A poem does invite, it does require. What does it invite? A poem invites you to feel. More than that: it invites you to respond. And better that that: a poem invites a total response.

This response it total, but it is reached through the emotions. A fine poem will seize your imagination intellectually — that is, when you reach it, you will reach it intellectually too — but the way is through emotion, thorough what we call feeling.

(To grasp this roundabout rousing of the intellect via emotion, one need only consider the original 1943 review of The Little Prince — a children’s classic immeasurably poetic in spirit — which captured this beautifully: “The Little Prince will shine upon children with a sidewise gleam. It will strike them in some place that is not the mind and glow there until the time comes for them to comprehend it.”)

In returning to the various reactionaries who denounce poetry, Rukeyser considers “the roots of communication” in defining poetry:

Poetry is written from these depths; in great poetry you feel a source speaking to another source.
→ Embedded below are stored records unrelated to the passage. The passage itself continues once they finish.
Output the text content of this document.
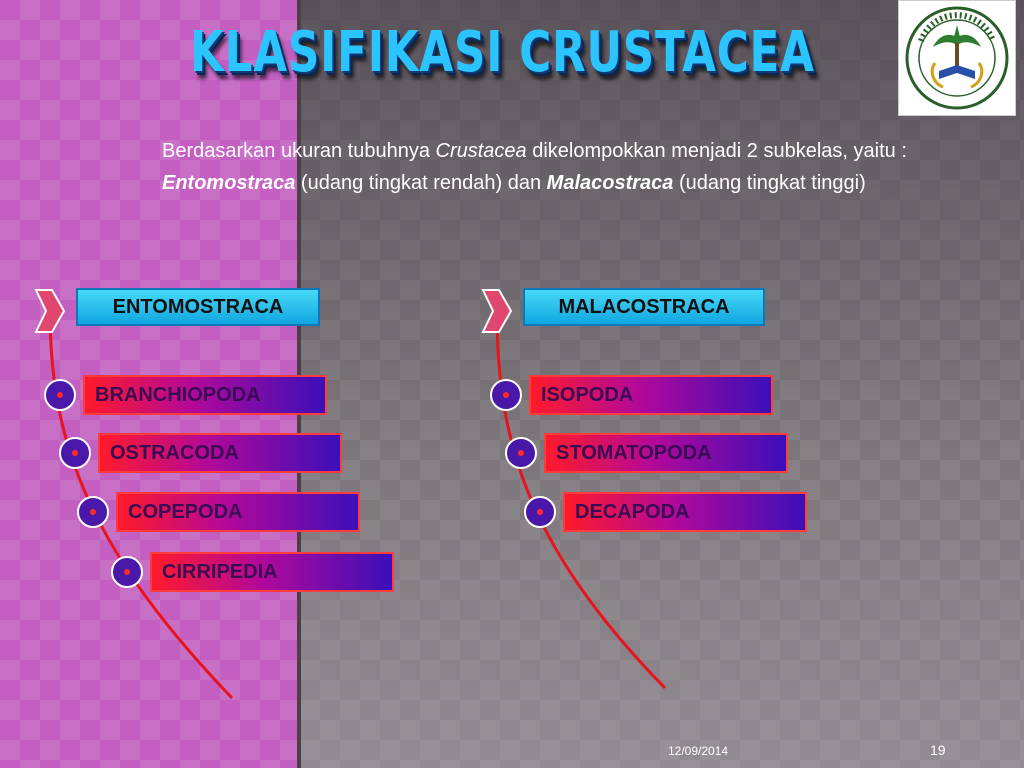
KLASIFIKASI CRUSTACEA

Berdasarkan ukuran tubuhnya Crustacea dikelompokkan menjadi 2 subkelas, yaitu : Entomostraca (udang tingkat rendah) dan Malacostraca (udang tingkat tinggi)

ENTOMOSTRACA
BRANCHIOPODA
OSTRACODA
COPEPODA
CIRRIPEDIA
MALACOSTRACA
ISOPODA
STOMATOPODA
DECAPODA
12/09/2014	19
And yet we are cut off from the source early in life. In a sentiment that seems to paraphrase Picasso’s famous assertion that “every child is an artist,” Rukeyser argues that every child is a poet:

The fear that cuts off poetry is profound: it plunges us deep, far back to the edge of childhood. Beyond that it does not go.

Little children do not have this fear, they trust their emotions. But on the threshold of adolescence the walls are built.

[…]

In adults, you know those who put poetry far behind them; not naturally, like children outgrowing toys who forget them (or beat them to pieces), but with a painful shocked awareness that here was something outside their reach.

The same adults, no doubt, sit in cafés and proclaim their disdain for poetry. And that disdain is planted in us as soon as the natural inclination for the poetic is schooled out of us, quite literally — Rukeyser echoes Buckminster Fuller’s lament about the specialization of education and revisits the parallels between poetry and science:

Our education is one of specialization. We become experts in some narrow “field.” That expertness allows us to deal with the limited problems presented to us; it allows us to face emotional reality, symbolic reality, very little… A first-rate scientist, or a fine prose writer, is able to say “How can I know a good poem? I can tell an honest piece of work in my own field from a phony piece of work, but how can I tell a fine poem from a phony poem?” And what has to be said to such a question is that these are people who cannot trust their emotional reactions, their total reactions.

Our mistrust of the emotions, she argues, is a special kind of insecurity — and yet until we are able to embrace the interconnectedness of all pieces of ourselves, to integrate them with grace, we will remain ruptured by our inner incompleteness. The promise of poetry is ultimately one of integration:

This gathering-together of elements so that they move together according to a newly visible system is becoming evident in all our sciences, and it is natural that it should be present in our writing. Wherever it exists, it gives us a clue as to a possible kind of imagination with which to meet the world. It gives us a clue that may lead to a way to deal with any unity which depends on many elements, all inter-dependent.

The Life of Poetry is a sublime read in its entirety. Complement it with James Dickey on how to enjoy poetry, Edward Hirsch on how to read a poem, and Mary Oliver on the secret of great poetry.